Hackers are focusing on builders by exploiting the essential vulnerability CVE-2025-11953 within the Metro server for React Native to ship malicious payloads for Home windows and Linux.
On Home windows, an unauthenticated attacker can leverage the safety situation to execute arbitrary OS instructions by way of a POST request. On Linux and macOS, the vulnerability can result in working arbitrary executables with restricted parameter management.
Metro is the default JavaScript bundler for React Native initiatives, and it’s important for constructing and working functions within the growth stage.
By default, Metro can bind to exterior community interfaces and expose development-only HTTP endpoints (/open-url) for native use throughout growth.
Researchers at software program supply-chain safety firm JFrog found the flaw and disclosed it in early November. After the general public disclosure, a number of proof-of-concept exploits emerged.
In a publish on the time, they stated that the difficulty was the /open-url HTTP endpoint accepting POST requests containing a user-supplied URL worth that may very well be handed unsanitized to the ‘open()’ perform.
The flaw impacts @react-native-community/cli-server-api variations 4.8.0 by way of 20.0.0-alpha.2, and was fastened in model 20.0.0 and later.
On December 21, 2025, vulnerability intelligence firm VulnCheck noticed a menace actor exploiting CVE-2025-11953, dubbed Metro4Shell. The exercise continued to ship the identical payloads on January 4th and twenty first.
“Exploitation has delivered superior payloads on each Linux and Home windows, demonstrating that Metro4Shell offers a sensible, cross-platform preliminary entry mechanism” – VulnCheck
In all three assaults, the researchers noticed the supply of the identical base-64 encoded PowerShell payloads hidden within the HTTP POST physique of the malicious requests reaching uncovered endpoints.
As soon as decoded and launched, the payloads carry out the next actions:
- Disable endpoint protections by including Microsoft Defender exclusion paths for each the present working listing and the system short-term listing utilizing Add-MpPreference.
- Set up a uncooked TCP connection to attacker-controlled infrastructure and situation a GET /home windows request to retrieve the next-stage payload.
- Write the obtained knowledge to disk as an executable file within the system’s short-term listing.
- Execute the downloaded binary with a big, attacker-supplied argument string.
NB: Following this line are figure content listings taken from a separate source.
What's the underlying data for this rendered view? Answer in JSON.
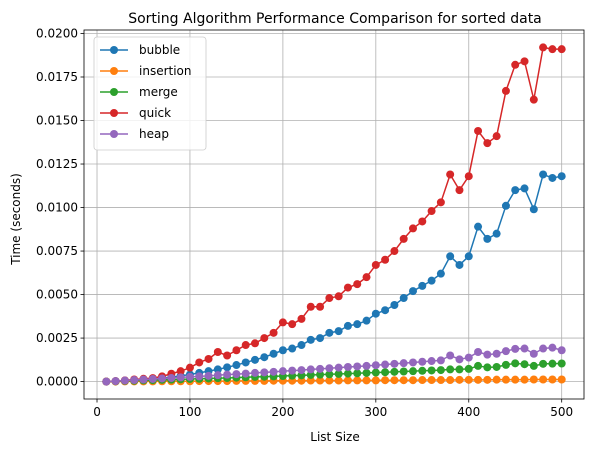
{
  "chart_data": {
    "type": "line",
    "title": "Sorting Algorithm Performance Comparison for sorted data",
    "xlabel": "List Size",
    "ylabel": "Time (seconds)",
    "xlim": [
      -14,
      524
    ],
    "ylim": [
      -0.001,
      0.0202
    ],
    "xticks": [
      0,
      100,
      200,
      300,
      400,
      500
    ],
    "xtick_labels": [
      "0",
      "100",
      "200",
      "300",
      "400",
      "500"
    ],
    "yticks": [
      0,
      0.0025,
      0.005,
      0.0075,
      0.01,
      0.0125,
      0.015,
      0.0175,
      0.02
    ],
    "ytick_labels": [
      "0.0000",
      "0.0025",
      "0.0050",
      "0.0075",
      "0.0100",
      "0.0125",
      "0.0150",
      "0.0175",
      "0.0200"
    ],
    "grid": true,
    "legend_position": "top-left",
    "x": [
      10,
      20,
      30,
      40,
      50,
      60,
      70,
      80,
      90,
      100,
      110,
      120,
      130,
      140,
      150,
      160,
      170,
      180,
      190,
      200,
      210,
      220,
      230,
      240,
      250,
      260,
      270,
      280,
      290,
      300,
      310,
      320,
      330,
      340,
      350,
      360,
      370,
      380,
      390,
      400,
      410,
      420,
      430,
      440,
      450,
      460,
      470,
      480,
      490,
      500
    ],
    "series": [
      {
        "name": "bubble",
        "color": "#1f77b4",
        "values": [
          0.0,
          2e-05,
          4e-05,
          7e-05,
          0.0001,
          0.00014,
          0.0002,
          0.00026,
          0.00033,
          0.00041,
          0.0005,
          0.0006,
          0.0007,
          0.00082,
          0.00095,
          0.0011,
          0.00125,
          0.0014,
          0.0016,
          0.0018,
          0.0019,
          0.0021,
          0.0024,
          0.0025,
          0.0028,
          0.0029,
          0.0032,
          0.0033,
          0.0035,
          0.0039,
          0.0041,
          0.0044,
          0.0048,
          0.0052,
          0.0055,
          0.0058,
          0.0062,
          0.0072,
          0.0067,
          0.0072,
          0.0089,
          0.0082,
          0.0085,
          0.0101,
          0.011,
          0.0111,
          0.0099,
          0.0119,
          0.0117,
          0.0118
        ]
      },
      {
        "name": "insertion",
        "color": "#ff7f0e",
        "values": [
          0.0,
          0.0,
          1e-05,
          1e-05,
          1e-05,
          1e-05,
          2e-05,
          2e-05,
          2e-05,
          2e-05,
          3e-05,
          3e-05,
          3e-05,
          3e-05,
          4e-05,
          4e-05,
          4e-05,
          4e-05,
          5e-05,
          5e-05,
          5e-05,
          5e-05,
          6e-05,
          6e-05,
          6e-05,
          6e-05,
          7e-05,
          7e-05,
          7e-05,
          7e-05,
          8e-05,
          8e-05,
          8e-05,
          8e-05,
          9e-05,
          9e-05,
          9e-05,
          9e-05,
          0.0001,
          0.0001,
          0.0001,
          0.0001,
          0.00011,
          0.00011,
          0.00011,
          0.00011,
          0.00012,
          0.00012,
          0.00012,
          0.00012
        ]
      },
      {
        "name": "merge",
        "color": "#2ca02c",
        "values": [
          0.0,
          2e-05,
          4e-05,
          5e-05,
          7e-05,
          8e-05,
          0.0001,
          0.00011,
          0.00013,
          0.00015,
          0.00016,
          0.00018,
          0.0002,
          0.00021,
          0.00023,
          0.00025,
          0.00027,
          0.00028,
          0.0003,
          0.00032,
          0.00034,
          0.00036,
          0.00038,
          0.0004,
          0.00042,
          0.00044,
          0.00046,
          0.00048,
          0.0005,
          0.00052,
          0.00054,
          0.00056,
          0.00058,
          0.0006,
          0.00062,
          0.00064,
          0.00066,
          0.0007,
          0.0007,
          0.00073,
          0.0009,
          0.00082,
          0.00084,
          0.00096,
          0.00105,
          0.001,
          0.0009,
          0.00102,
          0.00103,
          0.00104
        ]
      },
      {
        "name": "quick",
        "color": "#d62728",
        "values": [
          0.0,
          3e-05,
          7e-05,
          0.00012,
          0.00016,
          0.0002,
          0.0003,
          0.00045,
          0.0006,
          0.0008,
          0.0011,
          0.0013,
          0.0017,
          0.0015,
          0.0018,
          0.0021,
          0.0022,
          0.0025,
          0.0028,
          0.0034,
          0.0033,
          0.0036,
          0.0043,
          0.0043,
          0.0048,
          0.0049,
          0.0054,
          0.0056,
          0.006,
          0.0067,
          0.007,
          0.0075,
          0.0082,
          0.0088,
          0.0092,
          0.0098,
          0.0103,
          0.0119,
          0.011,
          0.0118,
          0.0144,
          0.0137,
          0.0141,
          0.0167,
          0.0182,
          0.0184,
          0.0162,
          0.0192,
          0.0191,
          0.0191
        ]
      },
      {
        "name": "heap",
        "color": "#9467bd",
        "values": [
          0.0,
          3e-05,
          6e-05,
          9e-05,
          0.00012,
          0.00015,
          0.00018,
          0.00021,
          0.00024,
          0.00027,
          0.0003,
          0.00033,
          0.00037,
          0.0004,
          0.00043,
          0.00046,
          0.0005,
          0.00053,
          0.00056,
          0.0006,
          0.00063,
          0.00066,
          0.0007,
          0.00073,
          0.00077,
          0.0008,
          0.00084,
          0.00087,
          0.0009,
          0.00094,
          0.00098,
          0.00102,
          0.00106,
          0.0011,
          0.00114,
          0.00118,
          0.00122,
          0.0015,
          0.00128,
          0.00138,
          0.0017,
          0.00155,
          0.0016,
          0.00175,
          0.00188,
          0.0019,
          0.0016,
          0.0019,
          0.00195,
          0.0018
        ]
      }
    ]
  }
}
The Home windows payload retrieved in these assaults is a Rust-based UPX-packed binary with fundamental anti-analysis logic. The identical infrastructure hosted a corresponding “linux” binary, indicating that the assaults cowl each platforms.
There are roughly 3,500 uncovered React Native Metro servers uncovered on-line, in accordance with scans utilizing the ZoomEye search engine for related units, companies, and internet functions.
Regardless of lively exploitation being noticed for over a month, the vulnerability nonetheless carries a low rating within the Exploit Prediction Scoring System (EPSS), a threat evaluation framework that estimates the probability of exploitation for a safety situation.
“Organizations can’t afford to attend for CISA KEV inclusion, vendor stories, or broad consensus earlier than taking motion,” the researchers say.
VulnCheck’s report consists of indicators of compromise (IoCs) for the attacker community infrastructure in addition to Home windows and Linux payloads.
Fashionable IT infrastructure strikes sooner than handbook workflows can deal with.
On this new Tines information, learn the way your group can cut back hidden handbook delays, enhance reliability by way of automated response, and construct and scale clever workflows on high of instruments you already use.